Re: Power Management framework proposal
From: david
Date: Sun Jul 22 2007 - 23:53:27 EST
On Sun, 22 Jul 2007, Arjan van de Ven wrote:
On Sun, 2007-07-22 at 11:56 -0700, david@xxxxxxx wrote:
I have a concern with this approach though. It seems to assume that
there is one global thing somewhere that sets the system state; in my
experience that is the wrong approach; in fact there is a very definite
evidence that there are many decisions on power that are to be made
local at a high frequency. An example of this is the processor speed;
the ondemand governer does exactly this for the cpus that can switch
speeds fast; it's just impossible to beat such a local, fast decision
with anything on a global scale.
the intent was not to have one global call that sets the mode on all
devices, but rather have one call for each device/subsystem, just the same
call in each case.
there's also nothing that says that there can only be one thing setting
the mode (although that does mean a fourth call 'report_current_mode()' or
similar is needed). and if you choose to have two pieces of software
managing the same device things could get 'interesting'.

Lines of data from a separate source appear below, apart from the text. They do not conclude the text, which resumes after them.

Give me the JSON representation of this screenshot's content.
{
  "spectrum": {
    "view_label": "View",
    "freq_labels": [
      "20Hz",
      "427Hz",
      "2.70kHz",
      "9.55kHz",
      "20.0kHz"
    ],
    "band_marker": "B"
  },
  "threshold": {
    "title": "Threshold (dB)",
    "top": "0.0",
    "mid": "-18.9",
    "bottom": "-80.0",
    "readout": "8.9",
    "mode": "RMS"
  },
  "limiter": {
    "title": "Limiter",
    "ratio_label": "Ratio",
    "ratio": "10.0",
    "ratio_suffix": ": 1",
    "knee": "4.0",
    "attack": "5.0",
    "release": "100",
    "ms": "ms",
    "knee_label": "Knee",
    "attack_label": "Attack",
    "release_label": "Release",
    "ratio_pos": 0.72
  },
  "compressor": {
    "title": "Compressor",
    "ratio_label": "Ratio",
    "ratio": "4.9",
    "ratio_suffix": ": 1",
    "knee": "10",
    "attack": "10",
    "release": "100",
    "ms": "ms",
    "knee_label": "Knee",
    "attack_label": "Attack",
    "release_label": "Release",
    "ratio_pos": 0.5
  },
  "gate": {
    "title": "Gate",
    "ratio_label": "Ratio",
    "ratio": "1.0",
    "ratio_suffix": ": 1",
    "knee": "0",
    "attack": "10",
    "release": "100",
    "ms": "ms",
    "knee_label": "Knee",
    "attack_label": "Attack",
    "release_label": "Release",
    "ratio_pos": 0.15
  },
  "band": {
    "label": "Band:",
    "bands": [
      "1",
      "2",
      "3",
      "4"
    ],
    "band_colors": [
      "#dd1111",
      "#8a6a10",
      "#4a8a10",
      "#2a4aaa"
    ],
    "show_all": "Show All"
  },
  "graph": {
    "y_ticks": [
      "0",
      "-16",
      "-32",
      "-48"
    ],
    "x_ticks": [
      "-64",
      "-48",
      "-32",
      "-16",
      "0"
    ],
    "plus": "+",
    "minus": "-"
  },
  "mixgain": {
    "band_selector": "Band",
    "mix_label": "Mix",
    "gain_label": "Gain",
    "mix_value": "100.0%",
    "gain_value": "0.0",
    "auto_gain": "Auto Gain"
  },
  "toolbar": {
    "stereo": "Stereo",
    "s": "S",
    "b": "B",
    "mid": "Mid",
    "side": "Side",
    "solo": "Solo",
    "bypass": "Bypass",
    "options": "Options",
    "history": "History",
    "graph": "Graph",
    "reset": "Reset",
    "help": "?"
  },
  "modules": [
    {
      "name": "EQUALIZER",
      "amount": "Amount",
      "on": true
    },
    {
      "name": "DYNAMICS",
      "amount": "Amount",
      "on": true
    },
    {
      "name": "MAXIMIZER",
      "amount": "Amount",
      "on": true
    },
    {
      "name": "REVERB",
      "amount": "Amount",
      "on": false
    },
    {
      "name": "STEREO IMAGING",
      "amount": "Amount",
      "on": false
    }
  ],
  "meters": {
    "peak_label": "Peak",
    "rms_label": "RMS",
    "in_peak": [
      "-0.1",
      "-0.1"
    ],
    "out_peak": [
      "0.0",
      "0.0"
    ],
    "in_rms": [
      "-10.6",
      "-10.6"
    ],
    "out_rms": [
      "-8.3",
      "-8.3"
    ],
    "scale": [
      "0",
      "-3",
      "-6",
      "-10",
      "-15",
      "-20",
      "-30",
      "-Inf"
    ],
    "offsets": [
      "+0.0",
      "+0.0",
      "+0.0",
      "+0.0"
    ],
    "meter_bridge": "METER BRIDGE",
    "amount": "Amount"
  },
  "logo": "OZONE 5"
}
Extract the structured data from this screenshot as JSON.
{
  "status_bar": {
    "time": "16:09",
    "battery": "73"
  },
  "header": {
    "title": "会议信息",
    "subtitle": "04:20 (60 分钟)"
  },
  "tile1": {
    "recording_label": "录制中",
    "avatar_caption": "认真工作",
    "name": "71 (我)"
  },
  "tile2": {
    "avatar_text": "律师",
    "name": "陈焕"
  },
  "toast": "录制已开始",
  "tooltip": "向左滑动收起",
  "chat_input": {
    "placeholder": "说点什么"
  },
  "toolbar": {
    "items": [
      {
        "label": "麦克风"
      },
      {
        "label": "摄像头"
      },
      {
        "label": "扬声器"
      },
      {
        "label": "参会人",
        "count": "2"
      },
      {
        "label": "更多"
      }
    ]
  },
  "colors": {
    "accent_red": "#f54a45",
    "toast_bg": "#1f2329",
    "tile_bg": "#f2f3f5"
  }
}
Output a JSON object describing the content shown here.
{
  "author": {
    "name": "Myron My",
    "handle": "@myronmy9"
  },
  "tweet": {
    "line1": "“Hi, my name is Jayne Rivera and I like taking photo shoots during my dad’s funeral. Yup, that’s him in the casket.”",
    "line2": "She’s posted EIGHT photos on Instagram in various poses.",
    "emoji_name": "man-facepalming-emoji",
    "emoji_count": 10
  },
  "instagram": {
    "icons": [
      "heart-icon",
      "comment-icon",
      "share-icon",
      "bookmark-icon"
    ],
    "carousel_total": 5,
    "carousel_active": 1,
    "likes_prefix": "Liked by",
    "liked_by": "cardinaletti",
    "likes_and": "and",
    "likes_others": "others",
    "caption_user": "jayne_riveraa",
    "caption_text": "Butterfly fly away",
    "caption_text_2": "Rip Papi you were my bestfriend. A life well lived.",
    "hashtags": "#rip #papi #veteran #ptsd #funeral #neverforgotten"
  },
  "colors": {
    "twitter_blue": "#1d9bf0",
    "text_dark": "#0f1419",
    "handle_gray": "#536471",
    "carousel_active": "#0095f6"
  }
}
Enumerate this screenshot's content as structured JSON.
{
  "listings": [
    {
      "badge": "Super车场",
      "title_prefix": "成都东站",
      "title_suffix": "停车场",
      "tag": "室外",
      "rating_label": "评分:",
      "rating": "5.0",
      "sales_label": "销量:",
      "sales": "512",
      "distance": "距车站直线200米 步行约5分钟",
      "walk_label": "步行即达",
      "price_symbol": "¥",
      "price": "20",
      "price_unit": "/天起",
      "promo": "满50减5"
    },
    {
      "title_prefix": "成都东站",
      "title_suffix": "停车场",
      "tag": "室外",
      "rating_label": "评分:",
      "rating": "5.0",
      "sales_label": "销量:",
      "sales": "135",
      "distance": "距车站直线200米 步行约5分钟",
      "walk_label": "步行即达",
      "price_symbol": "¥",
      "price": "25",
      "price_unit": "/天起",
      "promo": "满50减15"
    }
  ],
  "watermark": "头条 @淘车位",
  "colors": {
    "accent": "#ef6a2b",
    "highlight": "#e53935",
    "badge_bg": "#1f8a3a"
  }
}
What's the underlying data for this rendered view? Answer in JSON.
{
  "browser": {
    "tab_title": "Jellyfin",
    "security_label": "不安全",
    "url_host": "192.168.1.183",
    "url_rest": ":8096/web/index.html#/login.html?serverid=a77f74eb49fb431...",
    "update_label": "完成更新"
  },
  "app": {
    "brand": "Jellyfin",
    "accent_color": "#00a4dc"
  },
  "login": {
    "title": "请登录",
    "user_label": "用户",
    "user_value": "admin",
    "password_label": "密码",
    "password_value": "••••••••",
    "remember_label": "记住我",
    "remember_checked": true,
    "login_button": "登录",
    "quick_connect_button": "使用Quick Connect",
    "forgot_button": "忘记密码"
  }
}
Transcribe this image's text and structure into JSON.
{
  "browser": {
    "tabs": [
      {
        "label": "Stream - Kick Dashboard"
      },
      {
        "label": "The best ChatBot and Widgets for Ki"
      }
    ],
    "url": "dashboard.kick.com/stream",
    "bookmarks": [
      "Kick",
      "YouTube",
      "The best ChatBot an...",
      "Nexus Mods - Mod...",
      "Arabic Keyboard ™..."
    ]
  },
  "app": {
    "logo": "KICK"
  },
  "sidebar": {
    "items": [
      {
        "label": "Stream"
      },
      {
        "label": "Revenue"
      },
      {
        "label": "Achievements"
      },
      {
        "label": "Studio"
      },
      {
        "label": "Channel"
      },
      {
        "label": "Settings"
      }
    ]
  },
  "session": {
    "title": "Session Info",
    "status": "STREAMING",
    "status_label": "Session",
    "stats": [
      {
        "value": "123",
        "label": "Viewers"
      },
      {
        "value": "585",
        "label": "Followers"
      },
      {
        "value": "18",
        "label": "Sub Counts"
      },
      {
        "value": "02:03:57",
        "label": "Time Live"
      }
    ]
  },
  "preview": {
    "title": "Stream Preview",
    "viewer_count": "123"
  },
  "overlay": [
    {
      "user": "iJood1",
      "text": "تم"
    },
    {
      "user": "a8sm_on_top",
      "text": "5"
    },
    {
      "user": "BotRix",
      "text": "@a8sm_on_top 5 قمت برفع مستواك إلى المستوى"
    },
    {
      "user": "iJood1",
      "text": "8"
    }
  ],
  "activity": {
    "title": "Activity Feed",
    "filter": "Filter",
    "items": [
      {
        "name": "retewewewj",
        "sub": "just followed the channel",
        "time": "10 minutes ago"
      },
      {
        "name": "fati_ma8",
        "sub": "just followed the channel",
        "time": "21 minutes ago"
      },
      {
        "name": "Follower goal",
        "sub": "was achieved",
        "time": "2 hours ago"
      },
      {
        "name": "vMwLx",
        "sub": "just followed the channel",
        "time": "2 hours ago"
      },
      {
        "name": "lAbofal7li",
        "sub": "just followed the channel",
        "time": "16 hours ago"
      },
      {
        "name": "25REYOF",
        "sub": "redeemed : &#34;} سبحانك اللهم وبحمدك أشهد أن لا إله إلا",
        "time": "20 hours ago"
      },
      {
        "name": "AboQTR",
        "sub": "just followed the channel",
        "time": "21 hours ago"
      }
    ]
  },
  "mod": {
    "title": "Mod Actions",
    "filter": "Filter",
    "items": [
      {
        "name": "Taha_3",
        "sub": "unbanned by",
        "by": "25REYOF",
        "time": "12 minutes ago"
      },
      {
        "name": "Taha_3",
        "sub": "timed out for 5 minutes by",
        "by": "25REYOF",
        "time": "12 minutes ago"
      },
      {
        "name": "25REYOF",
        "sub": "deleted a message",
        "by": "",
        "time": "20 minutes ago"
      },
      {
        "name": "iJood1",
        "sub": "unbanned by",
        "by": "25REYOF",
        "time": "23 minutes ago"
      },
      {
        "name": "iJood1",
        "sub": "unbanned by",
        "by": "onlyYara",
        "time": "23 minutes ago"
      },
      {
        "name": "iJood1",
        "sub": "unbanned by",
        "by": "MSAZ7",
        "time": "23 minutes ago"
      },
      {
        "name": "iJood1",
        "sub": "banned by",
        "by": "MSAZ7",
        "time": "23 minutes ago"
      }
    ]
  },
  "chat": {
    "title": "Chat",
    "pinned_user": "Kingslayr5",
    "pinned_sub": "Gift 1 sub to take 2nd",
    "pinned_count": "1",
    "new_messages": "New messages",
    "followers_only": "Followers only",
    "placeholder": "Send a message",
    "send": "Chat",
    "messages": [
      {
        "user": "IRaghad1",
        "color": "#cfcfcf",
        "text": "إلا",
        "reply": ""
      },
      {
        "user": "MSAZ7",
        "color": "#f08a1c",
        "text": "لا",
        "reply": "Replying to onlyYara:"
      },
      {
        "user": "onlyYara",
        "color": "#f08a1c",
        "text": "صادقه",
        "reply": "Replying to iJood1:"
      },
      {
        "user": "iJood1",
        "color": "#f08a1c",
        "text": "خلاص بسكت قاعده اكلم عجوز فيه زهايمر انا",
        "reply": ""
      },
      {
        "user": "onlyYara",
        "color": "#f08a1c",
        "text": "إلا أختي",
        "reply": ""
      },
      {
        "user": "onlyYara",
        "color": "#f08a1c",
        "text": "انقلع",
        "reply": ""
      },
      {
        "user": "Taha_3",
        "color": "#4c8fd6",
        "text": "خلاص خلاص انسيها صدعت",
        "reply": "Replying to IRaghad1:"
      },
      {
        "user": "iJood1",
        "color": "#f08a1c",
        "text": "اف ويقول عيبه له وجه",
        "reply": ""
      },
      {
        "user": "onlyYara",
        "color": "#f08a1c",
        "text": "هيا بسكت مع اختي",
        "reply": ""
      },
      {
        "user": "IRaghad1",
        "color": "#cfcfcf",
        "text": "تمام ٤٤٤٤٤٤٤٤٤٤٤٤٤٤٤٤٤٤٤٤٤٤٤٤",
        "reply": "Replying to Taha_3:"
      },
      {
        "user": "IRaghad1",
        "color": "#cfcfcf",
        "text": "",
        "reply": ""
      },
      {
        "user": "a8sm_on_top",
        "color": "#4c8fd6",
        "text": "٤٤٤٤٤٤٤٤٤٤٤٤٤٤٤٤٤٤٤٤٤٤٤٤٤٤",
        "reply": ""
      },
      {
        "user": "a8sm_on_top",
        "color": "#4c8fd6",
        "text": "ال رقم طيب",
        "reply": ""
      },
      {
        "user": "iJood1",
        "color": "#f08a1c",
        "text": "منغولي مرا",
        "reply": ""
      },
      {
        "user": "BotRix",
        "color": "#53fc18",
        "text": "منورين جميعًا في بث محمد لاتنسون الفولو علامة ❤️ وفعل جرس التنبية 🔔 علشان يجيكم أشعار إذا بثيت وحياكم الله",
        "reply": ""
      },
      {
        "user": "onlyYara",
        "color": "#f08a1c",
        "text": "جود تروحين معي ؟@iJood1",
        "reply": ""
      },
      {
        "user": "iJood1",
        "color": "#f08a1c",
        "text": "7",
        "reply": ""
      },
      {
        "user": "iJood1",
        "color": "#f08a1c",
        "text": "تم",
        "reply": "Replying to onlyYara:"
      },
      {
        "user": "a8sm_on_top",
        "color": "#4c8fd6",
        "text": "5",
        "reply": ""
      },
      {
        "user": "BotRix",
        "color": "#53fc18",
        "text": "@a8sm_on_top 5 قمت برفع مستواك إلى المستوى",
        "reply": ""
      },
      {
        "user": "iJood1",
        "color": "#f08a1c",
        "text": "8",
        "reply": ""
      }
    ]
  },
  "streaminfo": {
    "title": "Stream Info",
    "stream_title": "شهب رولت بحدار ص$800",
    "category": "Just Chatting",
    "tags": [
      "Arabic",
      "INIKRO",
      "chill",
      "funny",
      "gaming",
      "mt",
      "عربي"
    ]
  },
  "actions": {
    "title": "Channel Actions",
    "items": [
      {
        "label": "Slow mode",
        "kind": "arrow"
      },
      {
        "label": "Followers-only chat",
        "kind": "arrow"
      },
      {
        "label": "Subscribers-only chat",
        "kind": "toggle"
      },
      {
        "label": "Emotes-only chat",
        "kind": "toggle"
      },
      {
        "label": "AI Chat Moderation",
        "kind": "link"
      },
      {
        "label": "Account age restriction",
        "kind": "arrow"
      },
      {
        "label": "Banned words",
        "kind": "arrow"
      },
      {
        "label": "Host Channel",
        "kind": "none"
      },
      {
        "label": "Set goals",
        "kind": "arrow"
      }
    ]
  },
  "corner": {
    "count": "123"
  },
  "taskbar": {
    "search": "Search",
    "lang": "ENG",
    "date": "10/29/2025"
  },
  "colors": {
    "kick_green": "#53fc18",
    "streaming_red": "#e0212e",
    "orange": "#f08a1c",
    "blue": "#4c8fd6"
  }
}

as for the speed that such decisions need to be made.
this API is not saying anything about the speed of the decisions.
it's also not saying anything about if the decision makeing is being done
by kernelspace or userspace. it's just providing a common way for whatever
software is doing the decision makeing to find out it's options and set
the modes.
but it makes for a layer between the device and the setting of the
modes.. which sort of would defeat the option of having things truely
local.
Settings don't mean much in general (in specific cases, maybe), it's the
requirements that matter. The *intent* matters. Linus forced this into
cpufreq way back, and while I and perhaps others thought he was just
being silly, 6 years later it turns out he was absolutely right.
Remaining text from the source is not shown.